One of the best parts of attending ASCO are the connections and reconnections I make with other advocates and researchers. This year I was able to catch a few of those connections in photos. Great times with  Barbara, Helen, Stacey, Stephanie, Ting Ting, and Annie.  


But there were also the important connections with clinicians and researchers I have worked with through the years on developing trials, the #gyncsm community, ASCO or the NCI and Cancer Hope Network. It was wonderful meeting Drs Markham and Samantha Schrager (Cancer Hope Network),  Cervical Cancer Advocate Linda Ryan and Dr Kohn, as well as Dr Dellinger, Lou, and Dizon.
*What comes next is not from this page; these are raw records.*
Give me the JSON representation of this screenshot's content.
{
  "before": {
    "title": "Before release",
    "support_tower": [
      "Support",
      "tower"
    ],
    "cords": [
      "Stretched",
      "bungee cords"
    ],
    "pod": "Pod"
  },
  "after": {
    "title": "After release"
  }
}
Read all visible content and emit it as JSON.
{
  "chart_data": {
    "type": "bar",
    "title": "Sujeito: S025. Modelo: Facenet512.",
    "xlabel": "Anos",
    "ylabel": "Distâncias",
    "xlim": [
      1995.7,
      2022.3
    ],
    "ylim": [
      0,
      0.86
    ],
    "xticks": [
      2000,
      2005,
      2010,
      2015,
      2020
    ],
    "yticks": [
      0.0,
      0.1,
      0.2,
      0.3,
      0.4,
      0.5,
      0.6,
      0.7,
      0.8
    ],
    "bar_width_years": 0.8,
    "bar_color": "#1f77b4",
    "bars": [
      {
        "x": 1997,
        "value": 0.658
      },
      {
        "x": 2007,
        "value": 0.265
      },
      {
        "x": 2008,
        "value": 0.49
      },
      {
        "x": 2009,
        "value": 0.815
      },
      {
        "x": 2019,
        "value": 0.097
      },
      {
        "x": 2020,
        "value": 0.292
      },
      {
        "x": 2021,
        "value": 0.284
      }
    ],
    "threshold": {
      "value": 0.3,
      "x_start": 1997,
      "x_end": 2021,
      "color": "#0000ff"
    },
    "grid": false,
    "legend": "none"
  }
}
I also got to reconnect with Dr Ophira Ginsburg at the President's Reception. We first met at the ASCO Annual Meeting in 2015. 

 

This post completes my reporting from #ASCO24. There will be a bit of a break posting on this blog and  from advocacy over the summer but September - Gyn Cancer Awareness month is right around the corner. 

Dee
Every Day is a Blessing! I was blessed to have not only attended but presented at ASCO this year. 

Friday, June 7, 2024

Gyn Cancer Poster Session - Ovarian Cancer posters #ASCO24

Monday was Gyn Cancer Poster day at #ASCO24.  

Here are a few posters along with their study conclusions that I found most interesting this year. 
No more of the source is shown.